Elève au petit séminaire de Conflans, Maxime Charles grandit au contact d’une liturgie qu’il aime. C’est le premier axe. Puis, il découvre la spiritualité sacerdotale de Bérulle (voir ici l’article de Gérard Pelletier). C’est le second axe. Sainteté pour les prêtres et pour tous les chrétiens, vie rythmée par la liturgie pour tous constitueront désormais deux des orientations majeures et inébranlables de la vie spirituelle qu’il a voulu vivre et faire vivre.

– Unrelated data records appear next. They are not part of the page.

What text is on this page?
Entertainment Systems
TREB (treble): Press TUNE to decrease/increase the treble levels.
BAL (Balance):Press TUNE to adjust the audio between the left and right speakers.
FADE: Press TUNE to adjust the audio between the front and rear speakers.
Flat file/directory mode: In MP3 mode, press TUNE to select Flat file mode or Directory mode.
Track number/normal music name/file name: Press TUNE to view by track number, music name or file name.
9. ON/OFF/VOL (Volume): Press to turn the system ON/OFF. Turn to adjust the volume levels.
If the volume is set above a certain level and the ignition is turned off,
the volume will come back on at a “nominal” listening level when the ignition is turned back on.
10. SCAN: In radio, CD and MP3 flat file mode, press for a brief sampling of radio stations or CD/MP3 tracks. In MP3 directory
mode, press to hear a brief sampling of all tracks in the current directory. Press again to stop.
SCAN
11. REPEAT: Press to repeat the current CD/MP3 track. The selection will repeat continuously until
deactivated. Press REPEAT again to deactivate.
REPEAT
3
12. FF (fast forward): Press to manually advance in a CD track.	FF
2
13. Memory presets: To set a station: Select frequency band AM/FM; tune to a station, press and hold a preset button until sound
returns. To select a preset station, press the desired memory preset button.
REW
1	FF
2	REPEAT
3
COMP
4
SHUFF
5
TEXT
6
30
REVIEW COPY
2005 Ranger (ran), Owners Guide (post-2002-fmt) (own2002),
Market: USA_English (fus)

Ne retrouvant pas au séminaire des Carmes la même intensité liturgique (la célébration y était plus savante mais aussi plus compassée), il n’aura de cesse de recréer ce cadre vital : avec les membres de « l’abbaye voyagère » [2], et, avec un ami, il emploie une partie de ses vacances à faire du tourisme religieux, visitant sanctuaires et monastères, pour y compléter sa formation.

Deux lieux au moins semblent avoir retenu son attention à l’époque : l’abbaye bénédictine de Maria Laach en Allemagne (Rhénanie-Palatinat) où Odon Casel réfléchissait sur le renouveau de la liturgie catholique, et l’abbaye trappiste de Tamié, où son séjour est attesté par le registre de l’hôtellerie en date du 29 août 1929 (il était alors séminariste). Une image de piété conserve par ailleurs la trace d’un séjour du 24 au 28 août 1927 et d’une intense recherche de Dieu. Fit-il un autre séjour plus prolongé ? Le Père Charles aimait à raconter des souvenirs de novice (passage de la soutane à l’habit religieux, lecture de saint Augustin au chauffoir, admiration pour les frères convers). Les registres sont ici silencieux, mais le frère Jean Henry, archiviste, nous en a signalé les lacunes. Le P. Charles en transmet en tout cas des impressions à la fois très réalistes d’odeurs et de froid, et celles d’une journée structurée par la prière. On raconte qu’il « disait en riant que le plus grand danger qu’il aurait couru en restant au monastère était de devenir spécialiste de brouette à fumier. Comme tout novice qui se respecte, il devait probablement curer les cochons et, sa brouette ne lui paraissant pas fonctionnelle, il passait son temps à y chercher des améliorations » (souvenirs de sœur Claire-Agnès Zirnheld, o.c.s.o.). La tradition orale évoque aussi une retraite prêchée plus tard à Tamié, où les moines lui auraient affectueusement donné le titre de « moine apostat », comme à ceux qui ont quitté leur état monastique, et lui auraient reproché d’avoir oublié certains de leurs usages.

Quoi qu’il en soit, c’est dans ces différentes expériences qu’il a puisé ce qu’on peut appeler crûment le goût et le dégoût de la vie religieuse et monastique. Goût pour le rythme monastique, ses exigences, pour les psaumes et la qualité de la célébration liturgique, pour l’orientation fondamentale de l’être vers Dieu ; inquiétude quant aux difficultés de la vie communautaire, quant à l’énergie et au temps dépensés pour faire tourner une institution qui lui semblait parfois trop centrée sur elle-même (malgré toute sa foi dans le rôle de la prière des moines, dans la communion des saints).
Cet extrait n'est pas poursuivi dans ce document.